Dive Brief:
- Microsoft is acquiring clinical documentation and artificial intelligence company Nuance Communications for $19.7 billion, two years after first inking an R&D partnership with the speech-to-text market leader.
- The Redmond, Washington-based tech giant said Monday it has entered into a definitive agreement to acquire Nuance for $56 a share — a hefty price tag, representing a 23% premium on the closing price on Friday. Nuance develops conversational artificial intelligence and cloud-based ambient clinical intelligence for doctor’s offices and hospitals.
- The all-cash deal, which Microsoft says will double its total addressable market in the healthcare provider space, is expected to close this calendar year. Shares of Nuance were up 18% Monday morning.
Dive Insight:
Microsoft has been expanding its presence in the healthcare industry, notably introducing Microsoft Cloud for Healthcare, its first vertical cloud offering, in May last year. The Nuance deal is the latest step in Microsoft’s industry-specific cloud strategy, the company said in a Monday release, and is Microsoft’s biggest acquisition since it bought LinkedIn for more than $26 billion in 2016.
Burlington, Massachusetts-based Nuance sells products for tasks running the gamut from clinical speech recognition, radiological reporting, workflow management and clinical decision support.
Nuance has clients for speech-to-text and digital assistants in a variety of industries, but has streamlined its portfolio over the past three years to focus on its healthcare and enterprise AI segments, due to growing demand, CEO Mark Benjamin said in a statement. The company says its healthcare cloud revenue grew 37% year over year in 2020.
Currently, Nuance’s products are used by more than 55% of physicians and 75% of radiologists in the U.S., and in 77% of U.S. hospitals, the company says.
Nuance first inked a relationship with Microsoft in October 2019 to work on ambient clinical intelligence, AI software that understands patient-clinician conversations and can automatically integrate that data into the patient’s medical record.
Last year, Nuance launched nationwide an AI tool co-developed with Microsoft that — with a patient’s explicit consent — can listen in on a medical visit, transcribe the conversation into text, pull out relevant medical information and auto-populate that data into the EHR, for the physician to review and sign.
And in September, Nuance and Microsoft announced the duo were integrating the product, called Nuance DAX, into Microsoft’s video conferencing platform for telehealth visits.

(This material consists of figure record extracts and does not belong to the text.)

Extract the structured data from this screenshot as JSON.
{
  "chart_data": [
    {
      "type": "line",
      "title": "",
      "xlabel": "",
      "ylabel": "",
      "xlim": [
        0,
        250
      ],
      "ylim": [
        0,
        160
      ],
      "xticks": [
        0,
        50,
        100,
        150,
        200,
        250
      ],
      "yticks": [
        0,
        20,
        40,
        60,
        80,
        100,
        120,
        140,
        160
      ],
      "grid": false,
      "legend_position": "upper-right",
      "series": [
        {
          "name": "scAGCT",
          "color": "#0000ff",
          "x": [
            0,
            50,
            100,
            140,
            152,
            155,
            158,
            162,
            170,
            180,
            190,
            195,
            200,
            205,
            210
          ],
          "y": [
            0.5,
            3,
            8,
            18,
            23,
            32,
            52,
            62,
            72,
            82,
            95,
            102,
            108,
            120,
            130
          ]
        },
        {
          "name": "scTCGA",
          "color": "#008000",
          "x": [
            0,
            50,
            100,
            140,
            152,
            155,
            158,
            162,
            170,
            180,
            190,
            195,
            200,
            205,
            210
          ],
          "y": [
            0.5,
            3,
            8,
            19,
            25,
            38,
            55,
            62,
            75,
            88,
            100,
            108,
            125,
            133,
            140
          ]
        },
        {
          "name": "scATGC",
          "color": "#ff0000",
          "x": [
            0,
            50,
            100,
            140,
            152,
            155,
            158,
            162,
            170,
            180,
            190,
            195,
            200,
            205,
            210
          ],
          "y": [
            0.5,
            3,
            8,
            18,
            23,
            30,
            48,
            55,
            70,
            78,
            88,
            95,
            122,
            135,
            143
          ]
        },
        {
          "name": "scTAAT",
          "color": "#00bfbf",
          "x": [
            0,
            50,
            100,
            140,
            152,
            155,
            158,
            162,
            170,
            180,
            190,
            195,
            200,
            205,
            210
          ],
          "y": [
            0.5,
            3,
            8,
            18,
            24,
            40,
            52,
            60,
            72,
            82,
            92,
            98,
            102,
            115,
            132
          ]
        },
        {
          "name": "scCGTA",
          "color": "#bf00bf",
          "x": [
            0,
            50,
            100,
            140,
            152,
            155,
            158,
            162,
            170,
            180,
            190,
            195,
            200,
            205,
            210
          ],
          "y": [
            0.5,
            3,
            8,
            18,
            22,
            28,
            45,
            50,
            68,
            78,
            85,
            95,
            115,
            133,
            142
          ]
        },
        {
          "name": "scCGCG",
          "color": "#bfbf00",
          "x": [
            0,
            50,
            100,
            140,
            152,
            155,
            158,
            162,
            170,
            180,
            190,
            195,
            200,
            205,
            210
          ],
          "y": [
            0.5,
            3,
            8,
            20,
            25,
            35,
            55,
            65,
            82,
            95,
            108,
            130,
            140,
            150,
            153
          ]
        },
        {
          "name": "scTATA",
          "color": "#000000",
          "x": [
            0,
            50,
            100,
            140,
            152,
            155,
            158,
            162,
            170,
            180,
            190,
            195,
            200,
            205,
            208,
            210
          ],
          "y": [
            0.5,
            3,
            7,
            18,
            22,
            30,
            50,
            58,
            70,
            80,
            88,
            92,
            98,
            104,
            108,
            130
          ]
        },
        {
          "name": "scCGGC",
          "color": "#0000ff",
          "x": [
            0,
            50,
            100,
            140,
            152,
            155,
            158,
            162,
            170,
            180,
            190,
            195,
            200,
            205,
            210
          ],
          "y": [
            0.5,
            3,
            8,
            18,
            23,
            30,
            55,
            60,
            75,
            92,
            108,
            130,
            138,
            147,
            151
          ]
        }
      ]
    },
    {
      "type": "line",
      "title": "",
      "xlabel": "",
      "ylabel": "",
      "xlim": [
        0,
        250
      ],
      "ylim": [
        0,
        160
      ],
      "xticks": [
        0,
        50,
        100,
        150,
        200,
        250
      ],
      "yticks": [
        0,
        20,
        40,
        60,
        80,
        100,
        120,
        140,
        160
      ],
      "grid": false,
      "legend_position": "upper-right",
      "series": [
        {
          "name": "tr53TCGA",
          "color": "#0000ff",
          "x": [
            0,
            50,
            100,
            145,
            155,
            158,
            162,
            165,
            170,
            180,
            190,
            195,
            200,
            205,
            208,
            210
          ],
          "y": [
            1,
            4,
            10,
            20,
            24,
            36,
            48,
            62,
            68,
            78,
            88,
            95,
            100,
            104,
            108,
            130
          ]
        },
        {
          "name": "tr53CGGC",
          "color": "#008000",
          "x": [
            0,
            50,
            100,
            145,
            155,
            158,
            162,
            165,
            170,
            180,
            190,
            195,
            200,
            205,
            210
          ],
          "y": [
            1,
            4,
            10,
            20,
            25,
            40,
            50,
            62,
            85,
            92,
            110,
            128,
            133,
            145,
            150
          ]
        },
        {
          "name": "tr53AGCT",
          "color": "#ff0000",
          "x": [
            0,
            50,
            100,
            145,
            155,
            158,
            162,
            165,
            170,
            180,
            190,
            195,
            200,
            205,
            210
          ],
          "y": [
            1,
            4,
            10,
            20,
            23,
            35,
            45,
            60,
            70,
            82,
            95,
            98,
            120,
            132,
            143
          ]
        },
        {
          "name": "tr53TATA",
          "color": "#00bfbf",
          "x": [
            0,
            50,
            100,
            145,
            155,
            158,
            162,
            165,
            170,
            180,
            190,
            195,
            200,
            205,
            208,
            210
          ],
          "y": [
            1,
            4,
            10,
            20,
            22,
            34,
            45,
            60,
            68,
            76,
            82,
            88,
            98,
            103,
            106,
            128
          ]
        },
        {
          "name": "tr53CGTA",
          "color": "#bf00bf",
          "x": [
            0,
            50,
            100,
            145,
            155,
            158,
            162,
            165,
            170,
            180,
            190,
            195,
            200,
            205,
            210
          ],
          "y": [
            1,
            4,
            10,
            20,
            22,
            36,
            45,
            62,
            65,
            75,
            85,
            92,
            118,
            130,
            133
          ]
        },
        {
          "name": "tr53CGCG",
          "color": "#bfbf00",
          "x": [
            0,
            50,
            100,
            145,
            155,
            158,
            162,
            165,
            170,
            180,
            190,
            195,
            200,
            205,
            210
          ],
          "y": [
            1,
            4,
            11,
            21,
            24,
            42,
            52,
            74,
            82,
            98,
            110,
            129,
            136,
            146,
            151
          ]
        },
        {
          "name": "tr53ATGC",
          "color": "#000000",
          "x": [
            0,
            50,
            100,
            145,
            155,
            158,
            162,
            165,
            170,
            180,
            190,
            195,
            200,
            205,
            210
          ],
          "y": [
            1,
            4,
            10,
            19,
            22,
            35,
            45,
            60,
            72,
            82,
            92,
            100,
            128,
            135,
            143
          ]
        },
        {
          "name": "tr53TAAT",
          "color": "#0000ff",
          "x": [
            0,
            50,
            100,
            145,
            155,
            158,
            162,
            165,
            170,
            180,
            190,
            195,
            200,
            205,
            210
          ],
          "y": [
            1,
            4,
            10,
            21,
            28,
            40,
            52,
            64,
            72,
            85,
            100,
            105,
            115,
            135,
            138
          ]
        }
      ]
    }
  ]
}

Permanently marrying itself with Nuance — and its vendor relationships — greatly expands Microsoft’s reach in the medical sector. Microsoft said the acquisition will double its total addressable market in healthcare to almost $500 billion, and will be minimally dilutive in the 2022 fiscal year before contributing to earnings in 2023.
Upon closing, Microsoft expects Nuance’s financials to be reported as part of Microsoft’s Intelligent Cloud segment. Nuance CEO Mark Benjamin will stay on as chief executive of the business, and will report to Scott Guthrie, EVP of Cloud & AI at Microsoft.
Health IT companies, startups and tech behemoths alike are racing to develop products to ease documentation headaches for providers. Documentation is a major contributor to physician burnout, which by some estimates impacts roughly half of U.S. clinicians.
Microsoft, Google, Apple and Amazon have all developed or are backing clinical assistants, many using voice-to-text software. And the space has quickly become crowded with notable players like Google-backed, voice-enabled digital assistant Suki, Apple Watch-supported platform Notable and Amazon’s speech-to-text service, AWS’ Transcribe Medical.